Reviewed by Paul Magrath

Matter for jury pic

When the life of an accused man hangs in the balance, even a point of statutory construction can be turned to nail-biting drama.

In A Matter for the Jury, Peter Murphy continues the story of Ben Schroeder, a young barrister in the 1960s, with a tense account of his first murder trial. It was a time when the death penalty still applied in certain cases, and this is one of them, allegedly: a murder carried out “in the course or furtherance of theft”.

The case for the prosecution

In an abandoned houseboat, used as a bed of convenience by local “courting couples”, a pair of young lovers is brutally attacked one dark night by an unknown intruder armed with a heavy blunt instrument. The man is killed; the woman raped, and a gold necklace torn from her neck and stolen. Three pieces of circumstantial evidence lead the police to a local lock keeper of somewhat diminished mental agility, Billy Cottage.

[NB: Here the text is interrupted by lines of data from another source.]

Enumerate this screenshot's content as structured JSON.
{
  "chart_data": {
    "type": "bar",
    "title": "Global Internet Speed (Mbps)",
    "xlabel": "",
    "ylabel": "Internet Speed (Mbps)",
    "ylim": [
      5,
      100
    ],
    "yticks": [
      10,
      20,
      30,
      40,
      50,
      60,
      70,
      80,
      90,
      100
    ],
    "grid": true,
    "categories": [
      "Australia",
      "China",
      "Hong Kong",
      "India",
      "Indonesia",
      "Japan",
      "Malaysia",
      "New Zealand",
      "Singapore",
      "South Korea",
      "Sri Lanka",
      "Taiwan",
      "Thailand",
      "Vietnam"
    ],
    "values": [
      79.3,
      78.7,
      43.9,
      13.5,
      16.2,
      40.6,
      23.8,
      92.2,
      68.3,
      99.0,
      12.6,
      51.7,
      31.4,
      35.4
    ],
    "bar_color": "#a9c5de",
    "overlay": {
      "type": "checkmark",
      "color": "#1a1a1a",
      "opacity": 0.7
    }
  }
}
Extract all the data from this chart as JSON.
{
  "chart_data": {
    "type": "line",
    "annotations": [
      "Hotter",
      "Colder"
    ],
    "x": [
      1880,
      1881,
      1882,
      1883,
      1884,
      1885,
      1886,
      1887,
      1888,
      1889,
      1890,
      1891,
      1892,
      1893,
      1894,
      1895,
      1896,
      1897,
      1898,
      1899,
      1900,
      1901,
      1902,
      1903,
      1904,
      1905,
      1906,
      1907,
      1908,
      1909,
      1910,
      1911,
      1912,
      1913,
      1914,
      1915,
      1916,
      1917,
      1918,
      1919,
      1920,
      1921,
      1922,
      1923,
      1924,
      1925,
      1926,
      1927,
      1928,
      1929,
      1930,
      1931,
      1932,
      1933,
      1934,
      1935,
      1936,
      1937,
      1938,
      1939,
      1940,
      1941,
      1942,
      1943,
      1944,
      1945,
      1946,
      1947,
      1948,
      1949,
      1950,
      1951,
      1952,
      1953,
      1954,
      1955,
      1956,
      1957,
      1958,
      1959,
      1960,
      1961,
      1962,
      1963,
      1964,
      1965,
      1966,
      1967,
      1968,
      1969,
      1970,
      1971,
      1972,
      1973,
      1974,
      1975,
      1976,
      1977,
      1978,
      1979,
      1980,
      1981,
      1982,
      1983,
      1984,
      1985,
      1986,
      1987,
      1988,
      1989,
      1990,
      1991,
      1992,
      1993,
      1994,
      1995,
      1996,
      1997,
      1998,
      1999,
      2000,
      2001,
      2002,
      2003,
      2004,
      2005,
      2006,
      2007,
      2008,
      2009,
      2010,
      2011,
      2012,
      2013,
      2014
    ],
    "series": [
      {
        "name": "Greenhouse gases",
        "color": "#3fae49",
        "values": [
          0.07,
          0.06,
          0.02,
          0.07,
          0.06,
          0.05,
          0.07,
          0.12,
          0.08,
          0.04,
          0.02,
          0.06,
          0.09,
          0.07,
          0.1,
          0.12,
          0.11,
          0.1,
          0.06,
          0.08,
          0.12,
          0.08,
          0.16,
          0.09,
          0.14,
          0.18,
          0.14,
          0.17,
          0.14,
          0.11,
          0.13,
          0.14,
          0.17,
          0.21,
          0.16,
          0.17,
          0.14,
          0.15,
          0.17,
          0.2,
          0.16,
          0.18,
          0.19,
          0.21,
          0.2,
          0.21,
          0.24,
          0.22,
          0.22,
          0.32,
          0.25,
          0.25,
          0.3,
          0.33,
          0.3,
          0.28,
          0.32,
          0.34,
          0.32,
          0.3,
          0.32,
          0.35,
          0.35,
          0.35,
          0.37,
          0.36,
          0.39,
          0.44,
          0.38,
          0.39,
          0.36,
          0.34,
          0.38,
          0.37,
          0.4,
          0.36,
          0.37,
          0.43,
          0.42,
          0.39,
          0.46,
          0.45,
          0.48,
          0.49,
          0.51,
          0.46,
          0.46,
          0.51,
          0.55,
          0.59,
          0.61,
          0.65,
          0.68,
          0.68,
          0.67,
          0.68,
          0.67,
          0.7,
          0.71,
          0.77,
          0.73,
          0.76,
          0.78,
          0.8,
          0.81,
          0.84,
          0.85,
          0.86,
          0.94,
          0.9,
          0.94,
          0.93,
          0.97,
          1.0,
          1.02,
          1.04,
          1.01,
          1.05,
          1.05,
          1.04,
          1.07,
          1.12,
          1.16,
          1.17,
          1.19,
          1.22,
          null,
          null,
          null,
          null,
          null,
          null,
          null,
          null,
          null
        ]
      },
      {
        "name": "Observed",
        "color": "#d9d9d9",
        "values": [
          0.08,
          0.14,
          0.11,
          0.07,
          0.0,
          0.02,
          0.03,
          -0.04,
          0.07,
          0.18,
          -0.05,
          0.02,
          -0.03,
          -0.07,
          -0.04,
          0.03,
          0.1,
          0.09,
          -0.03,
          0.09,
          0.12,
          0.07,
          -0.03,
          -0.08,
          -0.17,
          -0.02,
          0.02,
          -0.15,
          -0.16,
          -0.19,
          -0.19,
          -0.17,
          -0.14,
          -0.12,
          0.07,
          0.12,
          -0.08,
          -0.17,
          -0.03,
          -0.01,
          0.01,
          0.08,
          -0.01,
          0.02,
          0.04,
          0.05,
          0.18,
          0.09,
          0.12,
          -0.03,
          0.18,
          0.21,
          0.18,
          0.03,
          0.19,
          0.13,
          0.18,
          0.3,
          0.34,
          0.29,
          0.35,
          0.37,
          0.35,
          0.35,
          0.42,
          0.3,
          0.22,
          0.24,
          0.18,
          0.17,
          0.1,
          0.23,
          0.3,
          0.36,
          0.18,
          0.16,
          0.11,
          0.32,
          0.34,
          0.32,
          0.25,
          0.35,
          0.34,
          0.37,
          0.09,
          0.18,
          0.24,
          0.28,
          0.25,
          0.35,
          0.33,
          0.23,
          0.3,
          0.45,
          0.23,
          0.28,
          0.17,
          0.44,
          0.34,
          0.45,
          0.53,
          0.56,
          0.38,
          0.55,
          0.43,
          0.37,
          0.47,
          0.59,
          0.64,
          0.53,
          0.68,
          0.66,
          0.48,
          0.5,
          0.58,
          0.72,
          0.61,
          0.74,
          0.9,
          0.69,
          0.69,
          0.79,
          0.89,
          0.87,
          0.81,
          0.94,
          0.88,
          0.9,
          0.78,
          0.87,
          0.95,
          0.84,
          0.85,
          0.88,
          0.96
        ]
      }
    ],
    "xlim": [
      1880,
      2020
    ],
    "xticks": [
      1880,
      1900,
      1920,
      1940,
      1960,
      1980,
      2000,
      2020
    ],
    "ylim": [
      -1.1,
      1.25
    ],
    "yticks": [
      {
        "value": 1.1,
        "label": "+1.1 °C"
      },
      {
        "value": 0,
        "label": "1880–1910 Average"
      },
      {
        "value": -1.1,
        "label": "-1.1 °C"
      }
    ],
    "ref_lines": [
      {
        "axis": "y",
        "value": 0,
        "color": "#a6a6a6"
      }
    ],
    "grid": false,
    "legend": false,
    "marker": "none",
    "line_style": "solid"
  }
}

First, when they interview his sister, Eve, they notice her wearing a gold necklace which she says Billy “found” by the river. Second, a local shopkeeper recalls selling the victims some cigarettes on the evening in question, and adds that they were followed by a man matching Billy’s appearance whistling the well-known “Lincolnshire Poacher” folk tune: the very tune Billy was allegedly whistling on an earlier occasion when caught by the police in an act of indecent exposure.

Neither of these places Billy on the boat itself. But the final piece of evidence is more damning: his fingerprint is found on the boat, partially overlapping with a bloodstain, in the cabin where the murder occurred.

When questioned Billy claims he genuinely found the necklace, that he boarded the boat on a different occasion to investigate a river hazard and must have left his print then; and that the tune was so popular anyone could have been whistling it.

After police divers find the murder weapon, a winch handle, in the water, and the female victim, recovering in hospital, recalls hearing the assailant whistling the “Lincolnshire Poacher”, the case against Cottage seems unanswerable. And yet, if the witnesses can be shaken, if a doubt can be created in the jury’s mind, an acquittal is still on the cards.

The defence team

Step forward junior counsel Ben Shroeder, whose initiation at the English Bar in spite of prejudice against his humble Jewish background was the subject of Murphy’s earlier book, A Higher Duty (reviewed here). Schroeder is led by Martin Hardcastle, an arrogant silk of fading reputation whose drinking problem brings management of the defence case to the brink of disaster. But he finds support (and romantic solace) in Jess Farrar, the young assistant solicitor assigned to the case.

The story unfolds against the backdrop of a rural England whose primness and conservatism seem very far removed from the sexual revolution and liberal politics which rocked the big cities in the 1960s. Nevertheless there are plenty of dark secrets and hints of scandal, despite the sexual repression and homophobia which may help explain the predicament of another of Schroeder’s clients, a clergyman accused of molesting a choirboy in his vestry. And I am not sure I will ever enjoy that hard cheese known as Lincolnshire Poacher, after the prominent part played by the folk song of that name in the narrative relating to sexual abuse and, quite possibly, murder.

The verdict

Without giving anything away, suffice it to say that the unfolding of the evidence and the course of the trial make for gripping courtroom drama; and where the very life of an accused man hangs in the balance even a point of law – the discussion of an issue of statutory construction – seems quite gripping.

Meanwhile, as he awaits the outcome of this and similar trials, the life of another interested party is revealed: what must it be like working as a hangman, in the days when such a job was a perfectly routine occupation? Murphy describes how he does it, how he measures the drop, to ensure the instantaneous snap of the spinal column and the merciful extinction of a life condemned to end for the ending of another. This aspect of the story has particular resonance this week, when we mark the 50th anniversary of the last actual hangings to take place in the United Kingdom, on 13 August 1964. In that respect, this book could not have been better timed.

About the author

HHJ Peter Murphy is known to practitioners as the author of Murphy on Evidence. He is currently the resident judge at Peterborough Crown Court, but he has previously practiced at the Bar both in England and in the United States, where he taught advocacy at South Texas College of Law, and acted as defence counsel in a number of cases in the Yugoslavian War Crimes Tribunal in The Hague during the 1990s. As well as his series about Ben Schroeder at the English Bar, he has written two constitutional thrillers set in the USA, Removal and Test of Resolve (reviewed here). We await the next instalment of Schroeder’s legal life with great eagerness. 

 

About the reviewer

Paul Magrath (aka @maggotlaw) is Head of Product Development and Online Content at ICLR. He also has a secret life as a reviewer and likes to play Dowland and Bach on his guitar. I think that’s quite enough about me.